China continues to set itself apart from global peers when it comes to coal, allocating more than $31 billion (200 billion yuan) in financing at a time when most global banks are shunning the fuel.
The country’s central bank will use its relending program to provide loans to national banks to finance so-called clean coal projects at preferential rates, according to a statement posted on a government website detailing a State Council meeting chaired by Premier Li Keqiang.
The meeting came days after China helped lead a last-second effort at the COP26 climate summit to weaken language on a global coal phase-out. The loans would support cleaner methods of using the fuel, such as smart mining and more efficient power plants, according to the statement published Wednesday.

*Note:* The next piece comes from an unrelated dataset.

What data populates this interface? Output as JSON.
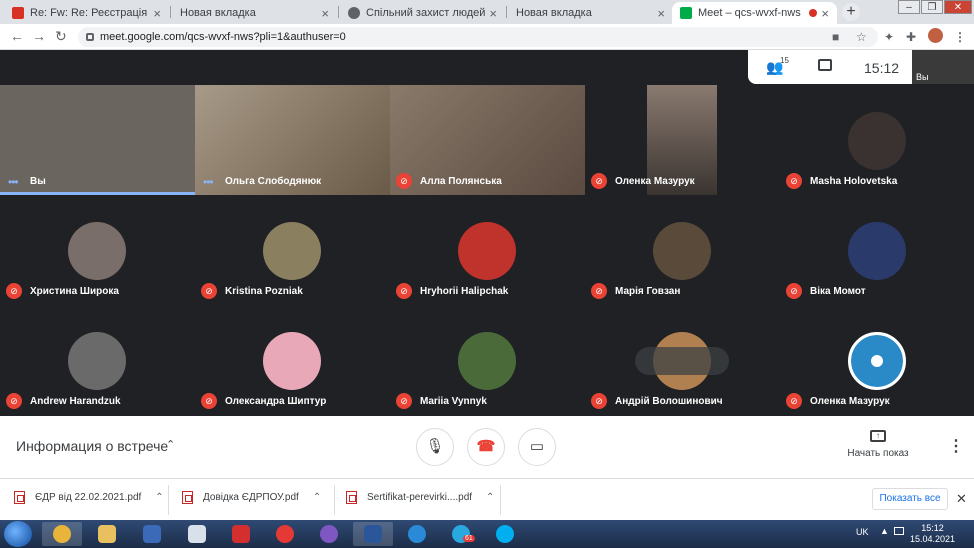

“We have to live with the fact that China can’t get rid of coal in the near future, so it is crucial to fund new technology to make it less polluting,” Lin Boqiang, director at the China Center for Energy Economics Research at Xiamen University, said by phone. “Firms with better solutions to either improve coal quality or cut emissions should be given such preferential loans.”
Financial support for the sector is coming at a time when most major international lenders have pledged to stop funding coal mines or coal-fired power projects, both because of environmental pressure and concerns that declining demand may leave them with stranded assets.
The coal program comes about a week after the People’s Bank of China said it would offer cheap loans to banks financing clean energy projects, offering 60% of the required funds at a 1.75% interest rate. There was no cap on the size of the program, and Goldman Sachs Group forecast it will provide 1.2 trillion yuan in loans.
More frequent use of relending facilities shows policymakers are turning more toward targeted small steps to support the economy, instead of broad policy actions. “The adoption of more targeted easing tools reduces the need for broad-based easing,” said Liu Peiqian, China economist at Natwest Markets. “Benchmark interest rates will likely remain unchanged while credit impulse may rebound mildly in this easing cycle.”
China, which mines and burns more than half the world’s coal supply, plans to peak consumption of the fuel by 2025, though expects the material to be part of its energy mix for decades as it targets carbon neutrality by 2060.
“These financial measures might make coal use cleaner in China, but reducing reliance on coal would require further work,” said Li Shuo, senior global policy advisor of Greenpeace. “COP26 sent a strong signal to reduce coal consumption. Countries need to make that a domestic reality.”